Dalam beberapa kasus, Hendry katakan, ditemukan seperti itu. Pendekatan Komnas PA dengan menyosialisasikan bahwa itu menyasar anak dengan konsep pendekatan.
“Kami ingin memastikan dan menekankan kepada anak-anak jika media sosial adalah hutan belantara yang bisa menyesatkan. Kami upayakan pencegahan agar kejadian itu tidak terjadi”.
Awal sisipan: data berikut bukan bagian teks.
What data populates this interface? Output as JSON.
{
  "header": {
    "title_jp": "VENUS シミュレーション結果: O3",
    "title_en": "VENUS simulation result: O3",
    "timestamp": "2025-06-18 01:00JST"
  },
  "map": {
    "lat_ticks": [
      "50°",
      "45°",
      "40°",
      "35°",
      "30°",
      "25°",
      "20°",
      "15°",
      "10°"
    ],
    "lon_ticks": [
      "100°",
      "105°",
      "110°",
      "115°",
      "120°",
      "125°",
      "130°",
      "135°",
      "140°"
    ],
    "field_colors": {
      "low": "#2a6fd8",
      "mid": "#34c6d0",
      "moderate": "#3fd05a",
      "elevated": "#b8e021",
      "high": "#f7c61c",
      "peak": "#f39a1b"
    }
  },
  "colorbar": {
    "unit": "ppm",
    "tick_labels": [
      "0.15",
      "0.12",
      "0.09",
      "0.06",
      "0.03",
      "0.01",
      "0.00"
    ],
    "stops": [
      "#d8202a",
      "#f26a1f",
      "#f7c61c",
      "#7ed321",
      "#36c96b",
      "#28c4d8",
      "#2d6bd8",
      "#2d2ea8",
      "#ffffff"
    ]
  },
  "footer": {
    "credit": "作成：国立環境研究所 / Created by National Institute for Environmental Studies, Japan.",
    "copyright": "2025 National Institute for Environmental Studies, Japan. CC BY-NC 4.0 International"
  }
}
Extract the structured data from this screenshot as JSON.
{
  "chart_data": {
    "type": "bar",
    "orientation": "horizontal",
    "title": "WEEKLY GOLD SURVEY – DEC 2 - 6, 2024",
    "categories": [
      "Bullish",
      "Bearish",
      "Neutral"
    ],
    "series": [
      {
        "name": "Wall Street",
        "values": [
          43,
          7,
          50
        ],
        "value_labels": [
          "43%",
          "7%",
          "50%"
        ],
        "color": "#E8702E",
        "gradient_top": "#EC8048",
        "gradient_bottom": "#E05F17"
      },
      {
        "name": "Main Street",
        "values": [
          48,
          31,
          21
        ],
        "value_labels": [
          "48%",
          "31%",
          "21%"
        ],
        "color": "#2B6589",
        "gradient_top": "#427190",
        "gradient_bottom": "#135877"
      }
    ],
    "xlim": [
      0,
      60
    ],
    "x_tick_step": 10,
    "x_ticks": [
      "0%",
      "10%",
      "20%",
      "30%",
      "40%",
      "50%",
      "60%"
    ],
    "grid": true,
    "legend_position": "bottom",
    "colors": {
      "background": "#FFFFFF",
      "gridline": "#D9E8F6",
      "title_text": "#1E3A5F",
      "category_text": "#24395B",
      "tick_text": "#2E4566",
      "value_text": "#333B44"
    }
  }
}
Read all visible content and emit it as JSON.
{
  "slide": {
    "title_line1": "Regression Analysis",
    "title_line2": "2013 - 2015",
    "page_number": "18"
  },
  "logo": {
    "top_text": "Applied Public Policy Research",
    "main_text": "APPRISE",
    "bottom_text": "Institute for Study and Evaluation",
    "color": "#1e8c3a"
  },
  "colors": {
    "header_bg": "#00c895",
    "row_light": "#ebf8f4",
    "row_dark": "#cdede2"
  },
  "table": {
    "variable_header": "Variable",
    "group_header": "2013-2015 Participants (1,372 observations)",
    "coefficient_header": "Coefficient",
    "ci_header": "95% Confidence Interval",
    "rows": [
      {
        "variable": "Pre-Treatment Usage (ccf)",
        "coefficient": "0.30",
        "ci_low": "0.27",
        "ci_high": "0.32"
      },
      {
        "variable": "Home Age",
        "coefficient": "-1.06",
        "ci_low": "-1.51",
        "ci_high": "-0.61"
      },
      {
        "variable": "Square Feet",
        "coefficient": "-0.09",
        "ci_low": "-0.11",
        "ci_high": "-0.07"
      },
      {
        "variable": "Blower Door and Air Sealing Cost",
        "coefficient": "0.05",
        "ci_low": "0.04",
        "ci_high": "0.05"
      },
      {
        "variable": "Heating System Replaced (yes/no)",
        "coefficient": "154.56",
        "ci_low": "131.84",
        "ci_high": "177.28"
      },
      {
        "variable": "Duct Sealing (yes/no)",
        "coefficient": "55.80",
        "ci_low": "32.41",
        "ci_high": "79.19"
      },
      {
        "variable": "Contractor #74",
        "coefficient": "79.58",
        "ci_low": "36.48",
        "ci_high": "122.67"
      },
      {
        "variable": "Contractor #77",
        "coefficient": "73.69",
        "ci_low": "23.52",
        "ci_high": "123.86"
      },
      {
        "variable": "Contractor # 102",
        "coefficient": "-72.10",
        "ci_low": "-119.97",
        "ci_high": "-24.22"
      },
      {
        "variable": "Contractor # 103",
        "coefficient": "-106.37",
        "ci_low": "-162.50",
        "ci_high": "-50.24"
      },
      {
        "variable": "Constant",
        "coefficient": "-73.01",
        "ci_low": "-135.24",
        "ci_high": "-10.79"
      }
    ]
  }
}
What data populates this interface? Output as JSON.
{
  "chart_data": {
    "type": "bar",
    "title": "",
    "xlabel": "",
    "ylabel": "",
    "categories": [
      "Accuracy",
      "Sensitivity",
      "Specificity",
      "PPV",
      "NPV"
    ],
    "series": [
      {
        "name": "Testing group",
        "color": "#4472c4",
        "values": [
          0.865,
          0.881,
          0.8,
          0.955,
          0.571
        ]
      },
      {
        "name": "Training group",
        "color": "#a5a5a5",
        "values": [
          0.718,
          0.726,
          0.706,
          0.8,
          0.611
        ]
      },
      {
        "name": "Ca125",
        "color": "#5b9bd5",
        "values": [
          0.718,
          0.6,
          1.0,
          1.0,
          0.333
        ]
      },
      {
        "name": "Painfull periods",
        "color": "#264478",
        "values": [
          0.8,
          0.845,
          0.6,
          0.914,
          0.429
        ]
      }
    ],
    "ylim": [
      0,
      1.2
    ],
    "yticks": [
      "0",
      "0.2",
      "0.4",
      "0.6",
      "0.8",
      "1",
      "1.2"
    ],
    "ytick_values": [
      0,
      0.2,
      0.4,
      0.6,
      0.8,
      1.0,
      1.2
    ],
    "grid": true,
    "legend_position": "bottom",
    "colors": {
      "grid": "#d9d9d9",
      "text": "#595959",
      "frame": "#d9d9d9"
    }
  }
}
Sebelumnya, Komnas Perlindungan Anak (Komnas PA) tengah mencatat sepanjang tahun 2025 banyak aduan dari masyarakat, khususnya anak-anak menjadi korban tindak kekerasan dan pelecehan seksual, Selasa (27/1/2026).
Komnas Perlindungan Anak mengelompokkan laporan pengaduan masyarakat itu kedalam beberapa klarifikasi (cluster system) berdasarkan pokok permasalahan pelanggaran hak anak, di antaranya, Hak Asuh Anak, Kekerasan Seksual, Fisik dan Psikis, Penelantaran, Anak Berhadapan dengan Hukum (ABH), Anak dan Kesehatan serta Trafficking dan Eksploitasi Anak.
Data laporan ini dihimpun melalui berbagai kanal layanan pengaduan masyarakat, melalui Hotline Service, pengaduan langsung, surat menyurat cetak, pengaduan
elektronik, serta layanan pengaduan berbasis digital Al Sahabat Anak.